In Fällen, in denen ein hohes Risiko für das Leben von Frauen besteht, arbeiten wir Hand in Hand mit staatlichen und nichtstaatlichen Institutionen an maßgeschneiderten Schutzkonzepten.
Darüber hinaus bietet jährlich das Gemeinsame Juristische Prüfungsamt Berlin-Brandenburg eine Vielzahl spezialisierter Fortbildungen, um Richter und Staatsanwälte zu schulen. Themen wie Stalking, Partnerschaftsgewalt, Kindeswohlgefährdung und der Umgang mit traumatisierten Personen stehen dabei im Fokus.
Neben dem Opferschutz und der konsequenten Strafverfolgung spielt auch Täterarbeit eine zentrale Rolle. Entsprechende Präventionsarbeit trägt dazu bei, Gewalt gegen Frauen zu verhindern. Nur durch diese ganzheitliche, ressortübergreifende Zusammenarbeit können wir die Gewaltspirale durchbrechen und den Betroffenen echten Schutz bieten. Ich bin daher sehr froh, dass es uns gelungen ist, trotz sehr angespannter Haushaltslage keine Kürzungen beim Opferschutz vornehmen zu müssen.“
Iris Spranger (SPD), Senatorin für Inneres und Sport
„Häusliche Gewalt ist keine Privatsache! Wir arbeiten intensiv daran, das Dunkelfeld dieser Straftaten aufzuhellen. Die steigende Zahl der angezeigten Fälle zeigt, dass immer mehr Frauen den Mut finden, Anzeige zu erstatten.
In Berlin haben wir Beratungsangebote ausgebaut, Hilfsangebote intensiviert und interdisziplinäre Fallkonferenzen etabliert. Besonders stolz bin ich auf die Kooperation mit dem Verein ‚Gewaltfrei in die Zukunft‘, der Betroffenen eine geschützte App für Hilfe bereitstellt. Ich setze mich für eine bundesweite Nutzung dieser App ein.
Mit der Novelle des Sicherheitsgesetzes wird die Polizei Berlin die Befugnis erhalten, das gegen den Gewalttäter verhängte Verbot zur Betretung der gemeinsamen Wohnung von 14 auf 28 Tage zu verlängern. Damit erhalten Opfer mehr Zeit, um beim Familiengericht Schutz auf Basis des Gewaltschutzgesetzes zu erlangen.

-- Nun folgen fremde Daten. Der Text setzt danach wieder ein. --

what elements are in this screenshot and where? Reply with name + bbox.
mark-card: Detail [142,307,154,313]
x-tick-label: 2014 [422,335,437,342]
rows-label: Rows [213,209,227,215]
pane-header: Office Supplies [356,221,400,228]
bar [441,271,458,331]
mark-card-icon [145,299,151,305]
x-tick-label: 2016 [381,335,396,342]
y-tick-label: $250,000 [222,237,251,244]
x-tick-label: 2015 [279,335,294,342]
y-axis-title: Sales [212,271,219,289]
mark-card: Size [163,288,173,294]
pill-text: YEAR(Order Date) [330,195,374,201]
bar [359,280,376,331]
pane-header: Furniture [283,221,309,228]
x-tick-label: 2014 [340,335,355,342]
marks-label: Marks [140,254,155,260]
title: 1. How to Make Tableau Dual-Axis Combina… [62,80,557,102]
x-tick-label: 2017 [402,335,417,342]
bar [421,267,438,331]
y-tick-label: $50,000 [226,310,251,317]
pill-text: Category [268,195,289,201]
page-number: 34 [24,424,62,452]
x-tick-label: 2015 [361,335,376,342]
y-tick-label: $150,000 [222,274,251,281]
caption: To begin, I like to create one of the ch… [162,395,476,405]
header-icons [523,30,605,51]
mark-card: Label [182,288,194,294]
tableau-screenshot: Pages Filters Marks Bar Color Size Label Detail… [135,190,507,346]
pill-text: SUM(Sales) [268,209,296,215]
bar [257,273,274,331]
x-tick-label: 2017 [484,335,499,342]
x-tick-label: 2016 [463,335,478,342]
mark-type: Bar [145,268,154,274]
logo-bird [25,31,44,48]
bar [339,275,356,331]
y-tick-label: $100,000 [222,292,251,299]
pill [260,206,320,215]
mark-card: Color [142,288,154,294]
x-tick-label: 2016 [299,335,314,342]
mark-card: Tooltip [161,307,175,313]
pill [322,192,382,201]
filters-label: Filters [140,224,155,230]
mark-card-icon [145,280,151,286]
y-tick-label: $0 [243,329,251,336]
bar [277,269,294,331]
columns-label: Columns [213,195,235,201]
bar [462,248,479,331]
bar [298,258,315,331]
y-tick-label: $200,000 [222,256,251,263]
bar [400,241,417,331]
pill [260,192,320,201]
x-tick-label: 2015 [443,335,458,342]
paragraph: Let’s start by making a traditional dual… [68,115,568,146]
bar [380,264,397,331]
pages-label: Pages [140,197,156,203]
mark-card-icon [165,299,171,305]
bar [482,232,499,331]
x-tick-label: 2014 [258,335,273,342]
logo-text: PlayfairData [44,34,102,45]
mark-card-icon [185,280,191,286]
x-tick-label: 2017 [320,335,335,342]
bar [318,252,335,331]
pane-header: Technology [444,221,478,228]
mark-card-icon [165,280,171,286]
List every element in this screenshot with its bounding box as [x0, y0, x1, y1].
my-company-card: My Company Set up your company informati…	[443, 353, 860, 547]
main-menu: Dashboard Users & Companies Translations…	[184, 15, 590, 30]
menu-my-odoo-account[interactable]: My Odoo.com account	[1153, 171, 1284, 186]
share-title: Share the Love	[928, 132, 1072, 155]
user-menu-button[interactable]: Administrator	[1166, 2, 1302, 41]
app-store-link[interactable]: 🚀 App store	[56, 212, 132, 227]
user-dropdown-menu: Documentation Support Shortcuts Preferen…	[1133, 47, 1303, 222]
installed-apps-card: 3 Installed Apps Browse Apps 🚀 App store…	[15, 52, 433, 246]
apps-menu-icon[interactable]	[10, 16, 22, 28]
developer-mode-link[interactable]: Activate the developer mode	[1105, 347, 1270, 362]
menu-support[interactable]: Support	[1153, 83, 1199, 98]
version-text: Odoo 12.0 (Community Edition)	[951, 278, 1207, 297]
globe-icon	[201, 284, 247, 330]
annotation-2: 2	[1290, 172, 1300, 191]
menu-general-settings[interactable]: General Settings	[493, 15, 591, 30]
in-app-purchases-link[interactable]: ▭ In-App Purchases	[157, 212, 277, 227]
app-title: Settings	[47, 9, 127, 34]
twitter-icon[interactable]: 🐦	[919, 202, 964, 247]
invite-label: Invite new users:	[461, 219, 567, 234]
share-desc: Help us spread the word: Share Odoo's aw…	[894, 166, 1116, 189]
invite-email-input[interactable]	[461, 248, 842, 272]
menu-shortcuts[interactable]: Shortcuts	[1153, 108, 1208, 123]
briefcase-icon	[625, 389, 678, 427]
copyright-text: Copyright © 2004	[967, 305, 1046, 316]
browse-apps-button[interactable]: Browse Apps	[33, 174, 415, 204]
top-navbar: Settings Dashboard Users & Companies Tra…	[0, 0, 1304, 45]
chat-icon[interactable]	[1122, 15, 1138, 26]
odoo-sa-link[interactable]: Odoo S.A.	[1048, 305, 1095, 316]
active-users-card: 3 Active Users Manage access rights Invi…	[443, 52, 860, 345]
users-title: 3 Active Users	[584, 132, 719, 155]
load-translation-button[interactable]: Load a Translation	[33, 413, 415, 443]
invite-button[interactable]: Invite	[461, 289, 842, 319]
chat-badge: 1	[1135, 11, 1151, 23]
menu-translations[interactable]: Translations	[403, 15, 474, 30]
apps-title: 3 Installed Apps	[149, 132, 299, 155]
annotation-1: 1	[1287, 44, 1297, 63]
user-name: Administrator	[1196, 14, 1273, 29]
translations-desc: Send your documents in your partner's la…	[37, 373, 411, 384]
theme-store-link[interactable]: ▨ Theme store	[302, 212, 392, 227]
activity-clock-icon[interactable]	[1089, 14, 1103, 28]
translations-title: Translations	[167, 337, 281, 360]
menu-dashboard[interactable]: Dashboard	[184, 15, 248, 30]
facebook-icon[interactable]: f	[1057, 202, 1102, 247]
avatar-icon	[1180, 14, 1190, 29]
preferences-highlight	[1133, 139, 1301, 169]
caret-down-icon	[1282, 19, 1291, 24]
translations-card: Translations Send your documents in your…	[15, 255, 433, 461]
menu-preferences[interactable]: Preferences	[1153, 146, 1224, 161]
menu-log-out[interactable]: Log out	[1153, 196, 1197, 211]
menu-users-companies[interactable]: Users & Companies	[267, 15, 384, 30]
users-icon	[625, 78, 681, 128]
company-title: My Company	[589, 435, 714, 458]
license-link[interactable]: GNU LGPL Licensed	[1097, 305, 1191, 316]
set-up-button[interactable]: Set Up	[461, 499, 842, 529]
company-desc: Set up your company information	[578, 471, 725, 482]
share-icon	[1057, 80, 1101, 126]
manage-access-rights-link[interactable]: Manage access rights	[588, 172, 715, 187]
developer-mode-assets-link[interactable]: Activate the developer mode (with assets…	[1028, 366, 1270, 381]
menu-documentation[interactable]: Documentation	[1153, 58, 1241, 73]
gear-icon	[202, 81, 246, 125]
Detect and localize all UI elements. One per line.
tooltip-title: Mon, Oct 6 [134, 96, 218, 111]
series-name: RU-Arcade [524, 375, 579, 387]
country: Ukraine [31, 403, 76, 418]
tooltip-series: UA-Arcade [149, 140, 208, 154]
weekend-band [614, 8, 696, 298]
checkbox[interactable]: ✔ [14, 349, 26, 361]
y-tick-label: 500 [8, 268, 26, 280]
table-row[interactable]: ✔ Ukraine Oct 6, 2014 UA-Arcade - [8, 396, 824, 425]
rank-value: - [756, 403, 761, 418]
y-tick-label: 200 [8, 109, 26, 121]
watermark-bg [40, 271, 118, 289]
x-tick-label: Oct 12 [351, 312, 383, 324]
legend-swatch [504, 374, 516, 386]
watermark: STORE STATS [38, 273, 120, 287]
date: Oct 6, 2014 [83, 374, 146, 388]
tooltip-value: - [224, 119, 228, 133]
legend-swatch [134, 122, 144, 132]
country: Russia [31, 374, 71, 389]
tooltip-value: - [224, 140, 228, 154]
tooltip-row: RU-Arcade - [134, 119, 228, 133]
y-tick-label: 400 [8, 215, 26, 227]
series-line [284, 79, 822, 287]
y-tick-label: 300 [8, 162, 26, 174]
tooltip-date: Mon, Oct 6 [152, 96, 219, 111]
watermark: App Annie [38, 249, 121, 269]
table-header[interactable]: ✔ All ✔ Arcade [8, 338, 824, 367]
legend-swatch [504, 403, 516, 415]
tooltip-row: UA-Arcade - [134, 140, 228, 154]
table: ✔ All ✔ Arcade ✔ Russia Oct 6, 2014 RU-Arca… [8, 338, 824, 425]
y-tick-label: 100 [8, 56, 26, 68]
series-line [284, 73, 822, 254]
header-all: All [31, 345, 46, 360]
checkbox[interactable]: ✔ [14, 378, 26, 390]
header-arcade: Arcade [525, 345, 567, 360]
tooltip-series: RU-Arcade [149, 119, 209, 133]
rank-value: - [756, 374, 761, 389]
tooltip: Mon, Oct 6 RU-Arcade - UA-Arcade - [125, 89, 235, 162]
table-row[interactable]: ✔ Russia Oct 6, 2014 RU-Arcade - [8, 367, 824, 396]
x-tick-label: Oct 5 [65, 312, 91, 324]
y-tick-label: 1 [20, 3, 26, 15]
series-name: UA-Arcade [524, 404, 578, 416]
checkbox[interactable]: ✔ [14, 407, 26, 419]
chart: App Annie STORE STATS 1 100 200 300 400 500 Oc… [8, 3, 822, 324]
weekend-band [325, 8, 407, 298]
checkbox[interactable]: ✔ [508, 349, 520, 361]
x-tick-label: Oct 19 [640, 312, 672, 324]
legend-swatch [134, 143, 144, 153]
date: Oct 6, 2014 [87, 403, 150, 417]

© dpa/Bernd von Jutrczenka
Außerdem wird das Polizeigesetz um eine Rechtsgrundlage zur gerichtlichen Anordnung der elektronischen Fußfessel ergänzt. Diese Regelung sieht vor, dass auch die gefährdete Person auf freiwilliger Basis technisch so ausgestattet werden kann, damit frühzeitig festgestellt werden kann, ob sich ihr die Person nähert, der dies untersagt wurde. Ein wichtiges Signal für den Opferschutz!“
Katharina Günther-Wünsch (CDU), Senatorin für Bildung, Jugend und Familie
„Gewalt gegen Frauen ist kein Randthema, sondern eine Realität, die unsere Gesellschaft herausfordert. Eine freie und demokratische Gesellschaft zeigt sich auch daran, wie sicher Frauen in ihr leben können. Jede Form von Gewalt – im privaten Umfeld, im öffentlichen Raum oder in Einrichtungen – verlangt klare Aufmerksamkeit und entschlossenes Handeln.
Deshalb setzen wir in meiner Senatsverwaltung auf klare Schutzstrukturen, gut erreichbare Hilfsangebote und Prävention, die früh ansetzt und Wirkung zeigt. Prävention ist dabei in unseren Rahmenlehrplänen fächerübergreifend fest verankert und fester Bestandteil des schulischen Alltags.

© dpa/Fabian Sommer
Darüber hinaus unterstützen wir spezialisierte Angebote wie den Mädchennotdienst, Projekte gegen Zwangsverheiratung und Maßnahmen des Kinderschutzes bei sexualisierter und häuslicher Gewalt. Beratungsstellen wie Wildwasser leisten dabei unverzichtbare Arbeit und stellen sicher, dass Hilfe schnell, professionell und vertrauensvoll erfolgt.
Jede Frau und jedes Mädchen hat das Recht auf ein Leben frei von Angst und Bedrohung. Dafür setze ich mich ein – heute und an jedem anderen Tag.“
Cansel Kiziltepe (SPD), Senatorin für Arbeit, Soziales, Gleichstellung, Integration, Vielfalt und Antidiskriminierung
„Der Kampf gegen Gewalt an Frauen ist Kernaufgabe unseres Hauses. Ein zentrales Vorhaben ist dabei die Umsetzung der Istanbul-Konvention. Diese wird in Berlin durch den Landesaktionsplan mit 134 Maßnahmen umgesetzt und von meinem Haus koordiniert. Wir haben Beratungsangebote erweitert, mehr Unterstützungsangebote für Kinder in Frauenhäusern geschaffen, neue Fachberatungsstellen und mehr Personal ermöglicht.

© imago/IPON
In den Frauenhäusern und der Clearingstelle gibt es aktuell 196 Familienplätze mit 540 Betten für Frauen und ihre Kinder. In den Frauen-Schutzwohnungen stehen 17 Familienplätze mit 39 Betten zur Verfügung. Nach den Vorgaben der Istanbul-Konvention fehlen Berlin 173 Familienplätze. Die Kinderbereiche in Frauenhäusern haben wir deutlich ausgebaut.
Im ersten Quartal 2026 werden wir das neunte Frauenhaus mit etwa 55 Betten in Betrieb nehmen. Die Dringlichkeit, in diesem Bereich aktiv zu sein, zeigt sich zudem in der finanziellen Ausstattung unseres Hauses für Gewaltschutz-Projekte. Im Jahr 2020 wurden dafür 16,5 Millionen Euro bereitgestellt. 2026 werden es 36,7 Millionen Euro und 2027 weitere 42,2 Millionen Euro sein.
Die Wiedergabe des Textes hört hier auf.